YOU may have noticed something in your garden recently, or, more accurately, not noticed.
Birds. Our feathered friends have long been brightening up our backyards but maybe not for much longer if the current, startling decline in numbers continues.
According to figures released by the RSPB, the UK has lost an astonishing 44 million breeding birds since the 1960s - the number plummeting from 210 million in 1966 to 166 million today.
And the Fylde coast hasn’t escaped the decline. Bird numbers in Blackpool and the surrounding areas are falling.
The odd thing is that most people are probably blissfully unaware of the situation.
After all, venture to Blackpool’s North Pier of an evening and you will be rewarded with one of the most spectacular shows nature has to offer - more than 20,000 starlings swirling around at dusk each day in winter.
See that and you wouldn’t think there is any problem with bird numbers. But there is, though how many of us have actually noticed is open to debate.
There are twitchers out there among us but the majority of folk go about their daily business without giving two hoots, if you’ll excuse the pun, about our feathered friends.
For some in the resort, that is distressing.
Julie Vale is the visitors service officer at the RSPB Ribble Discovery Centre based at Fairhaven Lake in St Annes.
A self-confessed bird lover, she remembers playing at her grandfather’s allotment as a child and seeing birds everywhere.
“There were robins literally following him around,” she said. “You don’t get that any more and it is upsetting. But what is almost as upsetting is that many people haven’t even noticed the decline.
“People just seem less connected to birds and wildlife these days.”
Julie is doing everything she can to ensure that isn’t the case, by spending her days teaching adults and children about birds and their importance.
The RSPB centre at Fairhaven gets 55,000 visitors a year and runs mud-dipping sessions in the summer, where people are given a sieve and head out into the Ribble Estuary to find the shellfish, worms, snails and crabs that birds feed on.
More than 250,000 birds head to the Ribble Estuary each year, making it the second most important area in the UK for wading birds, like sanderlings, knots and black-tailed godwits.
There are also geese galore.
They come from Iceland and Greenland to spend their winters here, roosting on the south side of the estuary and flying over Lytham, Blackpool and Over Wyre each morning to feed on the fields inland.
“There are 20,000 on the land at the Blackpool airport alone, and that’s what most people aren’t aware of - how lucky we are in this area,” added Julie.

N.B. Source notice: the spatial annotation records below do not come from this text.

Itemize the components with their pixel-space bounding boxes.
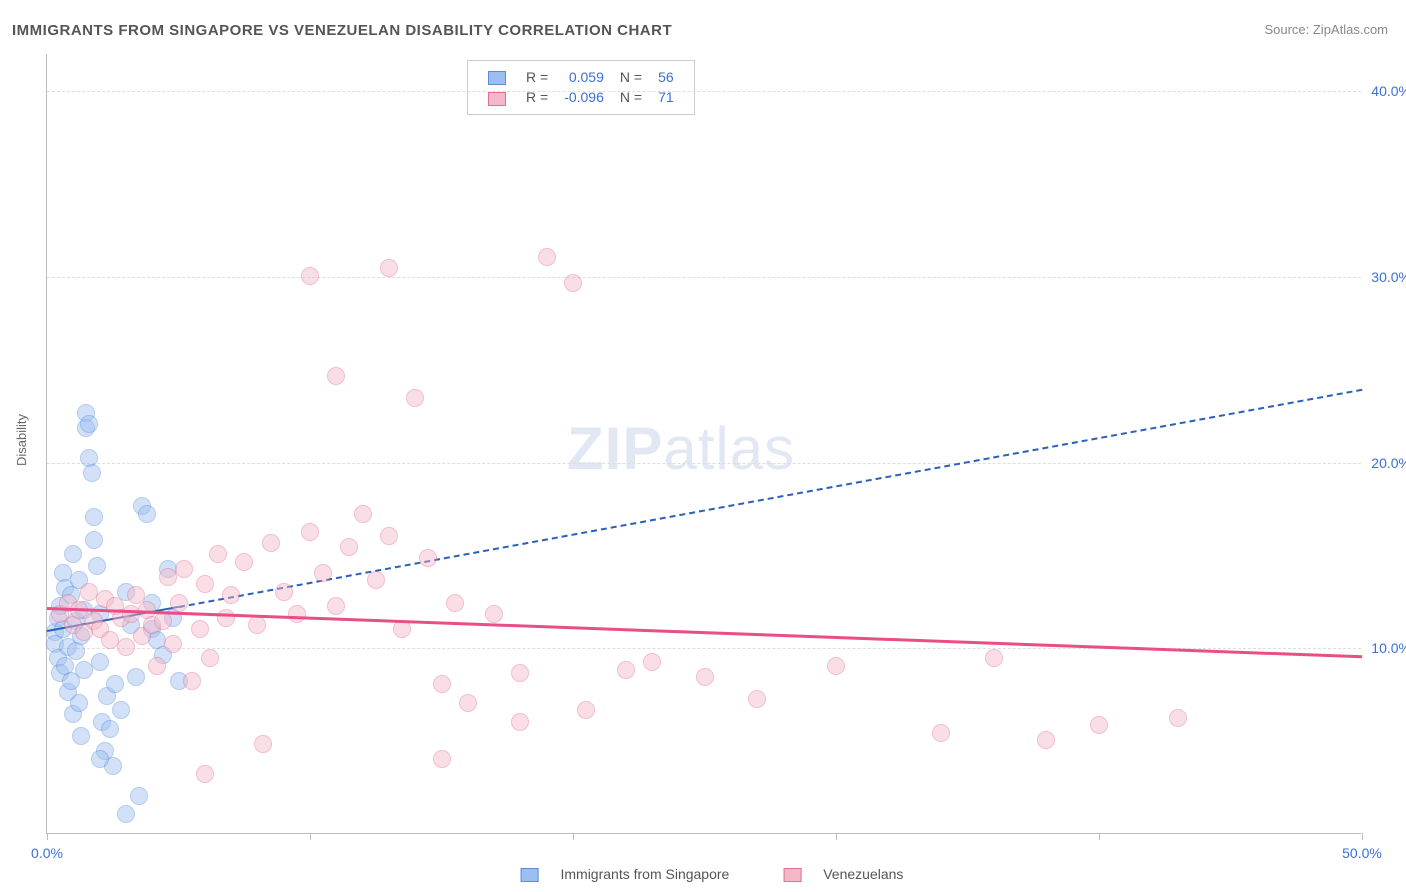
legend-row-singapore: R =0.059N =56	[480, 67, 682, 87]
data-point-venezuelans	[154, 612, 172, 630]
trend-line-venezuelans	[47, 607, 1362, 658]
x-tick	[47, 833, 48, 840]
data-point-venezuelans	[327, 367, 345, 385]
data-point-venezuelans	[380, 259, 398, 277]
data-point-venezuelans	[354, 505, 372, 523]
data-point-singapore	[91, 750, 109, 768]
data-point-venezuelans	[406, 389, 424, 407]
data-point-singapore	[112, 701, 130, 719]
data-point-singapore	[72, 727, 90, 745]
data-point-venezuelans	[985, 649, 1003, 667]
x-tick-label: 0.0%	[31, 845, 63, 861]
data-point-venezuelans	[696, 668, 714, 686]
data-point-venezuelans	[433, 750, 451, 768]
y-tick-label: 40.0%	[1363, 83, 1406, 99]
source-attribution: Source: ZipAtlas.com	[1264, 22, 1388, 37]
data-point-venezuelans	[1037, 731, 1055, 749]
gridline	[47, 277, 1361, 278]
trend-line-singapore-dashed	[178, 388, 1362, 607]
data-point-venezuelans	[327, 597, 345, 615]
x-tick	[310, 833, 311, 840]
y-tick-label: 10.0%	[1363, 640, 1406, 656]
data-point-singapore	[70, 694, 88, 712]
data-point-venezuelans	[314, 564, 332, 582]
data-point-venezuelans	[196, 765, 214, 783]
data-point-singapore	[91, 653, 109, 671]
data-point-venezuelans	[222, 586, 240, 604]
data-point-venezuelans	[175, 560, 193, 578]
data-point-venezuelans	[164, 635, 182, 653]
y-tick-label: 30.0%	[1363, 269, 1406, 285]
data-point-venezuelans	[419, 549, 437, 567]
data-point-venezuelans	[117, 638, 135, 656]
data-point-venezuelans	[1169, 709, 1187, 727]
data-point-venezuelans	[511, 664, 529, 682]
data-point-venezuelans	[511, 713, 529, 731]
x-tick-label: 50.0%	[1342, 845, 1382, 861]
data-point-venezuelans	[209, 545, 227, 563]
data-point-singapore	[117, 805, 135, 823]
data-point-singapore	[88, 557, 106, 575]
data-point-venezuelans	[248, 616, 266, 634]
data-point-venezuelans	[564, 274, 582, 292]
plot-area: ZIPatlas R =0.059N =56R =-0.096N =71 10.…	[46, 54, 1361, 834]
data-point-singapore	[138, 505, 156, 523]
data-point-venezuelans	[827, 657, 845, 675]
y-tick-label: 20.0%	[1363, 455, 1406, 471]
gridline	[47, 91, 1361, 92]
data-point-venezuelans	[235, 553, 253, 571]
data-point-venezuelans	[191, 620, 209, 638]
data-point-singapore	[83, 464, 101, 482]
data-point-venezuelans	[275, 583, 293, 601]
data-point-venezuelans	[485, 605, 503, 623]
data-point-venezuelans	[301, 523, 319, 541]
y-axis-title: Disability	[14, 414, 29, 466]
gridline	[47, 463, 1361, 464]
data-point-venezuelans	[340, 538, 358, 556]
data-point-venezuelans	[262, 534, 280, 552]
data-point-singapore	[85, 531, 103, 549]
correlation-legend: R =0.059N =56R =-0.096N =71	[467, 60, 695, 115]
data-point-singapore	[80, 415, 98, 433]
data-point-venezuelans	[932, 724, 950, 742]
data-point-venezuelans	[254, 735, 272, 753]
data-point-singapore	[85, 508, 103, 526]
data-point-venezuelans	[433, 675, 451, 693]
series-legend: Immigrants from Singapore Venezuelans	[485, 866, 922, 882]
x-tick	[1099, 833, 1100, 840]
data-point-venezuelans	[217, 609, 235, 627]
x-tick	[836, 833, 837, 840]
data-point-venezuelans	[201, 649, 219, 667]
legend-item-venezuelans: Venezuelans	[765, 866, 903, 882]
data-point-venezuelans	[170, 594, 188, 612]
watermark: ZIPatlas	[567, 414, 795, 483]
data-point-venezuelans	[380, 527, 398, 545]
data-point-singapore	[127, 668, 145, 686]
data-point-venezuelans	[643, 653, 661, 671]
data-point-venezuelans	[1090, 716, 1108, 734]
x-tick	[1362, 833, 1363, 840]
data-point-venezuelans	[288, 605, 306, 623]
data-point-venezuelans	[617, 661, 635, 679]
data-point-venezuelans	[748, 690, 766, 708]
legend-item-singapore: Immigrants from Singapore	[503, 866, 730, 882]
data-point-singapore	[101, 720, 119, 738]
data-point-venezuelans	[446, 594, 464, 612]
data-point-singapore	[64, 545, 82, 563]
x-tick	[573, 833, 574, 840]
data-point-venezuelans	[148, 657, 166, 675]
data-point-venezuelans	[577, 701, 595, 719]
data-point-venezuelans	[367, 571, 385, 589]
data-point-venezuelans	[196, 575, 214, 593]
data-point-singapore	[106, 675, 124, 693]
chart-title: IMMIGRANTS FROM SINGAPORE VS VENEZUELAN …	[12, 22, 672, 39]
data-point-venezuelans	[301, 267, 319, 285]
data-point-venezuelans	[183, 672, 201, 690]
data-point-venezuelans	[538, 248, 556, 266]
data-point-singapore	[130, 787, 148, 805]
data-point-venezuelans	[459, 694, 477, 712]
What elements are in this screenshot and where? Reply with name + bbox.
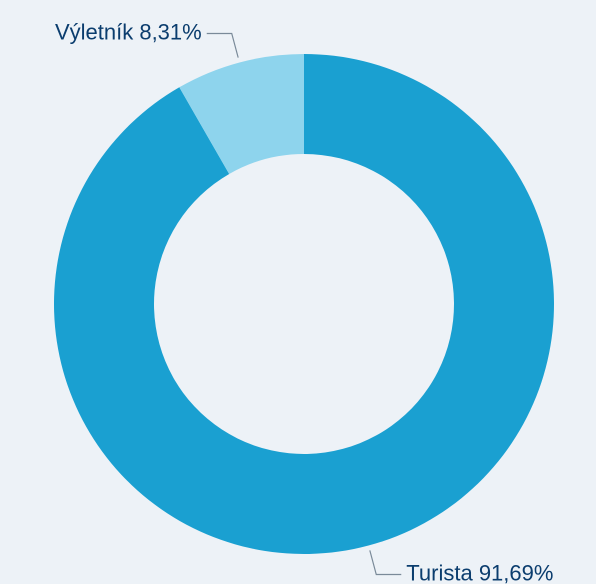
slice-category: Turista bbox=[406, 560, 473, 584]
slice-value-label: 8,31% bbox=[139, 19, 201, 44]
slice-value-label: 91,69% bbox=[479, 560, 554, 584]
slice-category: Výletník bbox=[55, 19, 134, 44]
leader-line bbox=[369, 550, 402, 576]
slice-label: Výletník 8,31% bbox=[55, 19, 202, 44]
donut-slice bbox=[54, 54, 554, 554]
donut-slice bbox=[179, 54, 304, 174]
slice-label: Turista 91,69% bbox=[406, 560, 553, 584]
leader-line bbox=[206, 32, 239, 58]
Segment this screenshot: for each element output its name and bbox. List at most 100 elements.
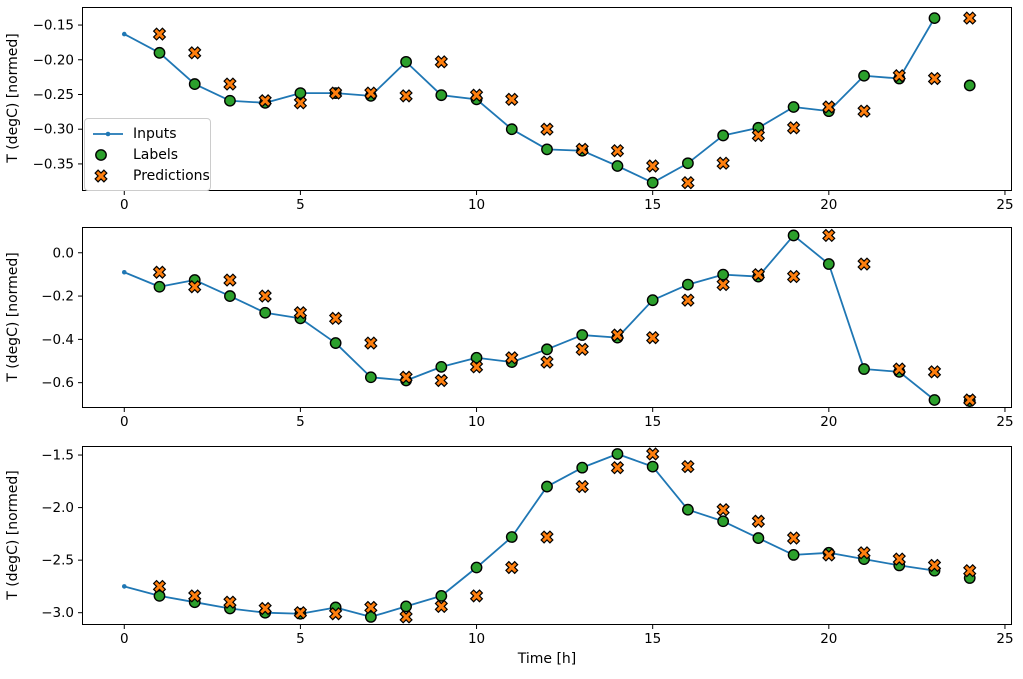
predictions-marker <box>293 96 308 110</box>
legend-label-inputs: Inputs <box>133 125 177 142</box>
series-labels <box>153 448 976 623</box>
y-axis-label-subplot-3: T (degC) [normed] <box>5 469 21 600</box>
labels-marker <box>717 268 730 281</box>
labels-marker <box>364 371 377 384</box>
x-tick-label: 10 <box>468 414 485 430</box>
labels-marker <box>717 515 730 528</box>
predictions-marker <box>645 330 660 345</box>
predictions-marker <box>575 142 589 157</box>
labels-marker <box>435 589 448 602</box>
predictions-marker <box>892 69 906 83</box>
series-labels <box>153 12 976 189</box>
labels-marker <box>682 157 694 170</box>
y-tick-label: −0.2 <box>41 289 74 305</box>
y-axis-label-subplot-2: T (degC) [normed] <box>5 251 21 382</box>
y-tick-label: −0.15 <box>33 18 74 34</box>
labels-marker <box>364 611 377 623</box>
labels-marker <box>576 461 589 474</box>
predictions-marker <box>223 273 237 287</box>
inputs-line-symbol-svg <box>93 131 123 136</box>
labels-marker <box>470 351 483 364</box>
labels-marker <box>822 258 835 270</box>
predictions-marker <box>152 27 167 41</box>
legend-circle <box>95 148 107 161</box>
inputs-point-marker <box>121 31 127 37</box>
y-tick-label: −2.0 <box>41 500 74 516</box>
labels-marker <box>400 600 412 613</box>
labels-circle-symbol-svg <box>95 148 107 161</box>
x-tick-label: 0 <box>120 197 129 213</box>
labels-marker <box>928 394 941 406</box>
predictions-marker <box>857 257 871 271</box>
predictions-marker <box>786 531 801 545</box>
axes-spines <box>82 446 1012 625</box>
predictions-marker <box>223 77 237 91</box>
predictions-marker <box>681 175 695 190</box>
predictions-marker <box>328 607 343 621</box>
predictions-marker <box>505 351 519 365</box>
predictions-marker <box>434 373 449 388</box>
predictions-marker <box>575 479 589 494</box>
labels-marker <box>400 55 412 68</box>
labels-marker <box>541 343 553 356</box>
labels-marker <box>787 229 800 242</box>
predictions-marker <box>469 88 484 102</box>
series-inputs <box>121 233 937 403</box>
series-predictions <box>152 447 977 624</box>
labels-marker <box>153 280 166 293</box>
labels-marker <box>153 589 166 602</box>
predictions-marker <box>822 228 836 243</box>
x-tick-label: 10 <box>468 197 485 213</box>
x-tick-label: 20 <box>820 197 837 213</box>
legend: Inputs Labels Predictions <box>84 118 211 191</box>
y-tick-label: −1.5 <box>41 448 74 464</box>
predictions-marker <box>716 503 730 517</box>
legend-item-inputs: Inputs <box>92 123 204 144</box>
predictions-marker <box>505 560 519 575</box>
y-tick-label: 0.0 <box>53 245 74 261</box>
labels-marker <box>576 329 589 341</box>
predictions-marker <box>152 579 167 594</box>
labels-marker <box>787 101 800 113</box>
labels-marker <box>682 278 694 291</box>
labels-marker <box>541 480 553 493</box>
labels-marker <box>963 79 976 92</box>
legend-label-labels: Labels <box>133 146 179 163</box>
labels-marker <box>646 176 659 189</box>
predictions-marker <box>681 459 695 474</box>
predictions-marker <box>540 122 554 136</box>
predictions-marker <box>434 55 449 69</box>
predictions-marker <box>610 328 625 342</box>
x-tick-label: 20 <box>820 414 837 430</box>
labels-marker <box>259 306 272 319</box>
predictions-marker <box>328 311 343 326</box>
inputs-line <box>124 453 935 618</box>
legend-label-predictions: Predictions <box>133 167 210 184</box>
series-predictions <box>152 11 977 190</box>
labels-marker <box>858 363 870 375</box>
predictions-marker <box>505 92 519 107</box>
predictions-marker <box>927 558 942 573</box>
labels-marker <box>224 94 236 107</box>
y-tick-label: −2.5 <box>41 553 74 569</box>
x-tick-label: 25 <box>996 631 1013 647</box>
predictions-marker <box>857 546 871 560</box>
predictions-marker <box>364 600 378 615</box>
subplot-2: 0 5 10 15 20 25 0.0 −0.2 −0.4 −0.6 <box>41 227 1014 430</box>
predictions-marker <box>681 293 695 307</box>
predictions-marker <box>751 267 766 282</box>
y-tick-label: −0.30 <box>33 122 74 138</box>
y-axis-label-subplot-1: T (degC) [normed] <box>5 33 21 163</box>
predictions-marker <box>751 514 766 528</box>
series-predictions <box>152 228 977 407</box>
legend-line-dot <box>105 131 111 136</box>
x-tick-label: 5 <box>296 414 305 430</box>
predictions-marker <box>786 121 801 135</box>
labels-marker <box>188 78 201 90</box>
x-tick-label: 15 <box>644 414 661 430</box>
predictions-marker <box>469 589 484 603</box>
predictions-marker <box>469 360 484 374</box>
labels-marker <box>505 531 518 543</box>
x-tick-label: 5 <box>296 197 305 213</box>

“We’ve got one of the biggest starling murmurations in the North West. If you go to North Pier about an hour before dark, you will see 20,000 starlings come together and form this huge swarm of birds (pictured left).
“It is an amazing display or acrobatics and if anyone was disappointed with the air show this year then I can promise them they won’t be with this - people should go and take a look.”
They should, especially as starlings are among the species of birds which have taken a hammering in the last 40 years.
Their numbers have dropped sharply - same with sparrows, whose numbers have shrunk by as much as 50 per cent since the 60s.
Chris Collett, responsible for promoting the RSPB’s work in the north, puts the reasons for the decline down to changes in land use, the climate, and the availability of food.
But the truth is that no one really knows for sure.
“We are researching exactly why we are losing birds because to be honest we don’t really know for sure,” he explained.
Not all birds are struggling. Blackbird numbers are stable, while sightings of collared doves, chaffinch and goldfinch have increased.
“But in general it isn’t good, in fact the figures are pretty horrendous - to have lost that number of birds in such a short space of time is worrying to say the least,” added Chris.
“Take Blackpool, it’s famous for the herring gull, the annoying one that nicks your chips. But they are actually a species we’re concerned about. Their numbers are declining.”
Back at Fairhaven Lake, Julie hopes the trend will stop.
“For the sake of the next generation it needs to,” she said.
“I live in South Shore and I do counts with my little boy of the different types of birds we get in our garden. We are definitely seeing less.
“The loss of habitat has to be one of the reasons. There just aren’t enough places for them to breed.
“The weather has also been against them - cold winters and springs so wet that it is very hard for birds to find food.
“We just have to hope the decline stops.”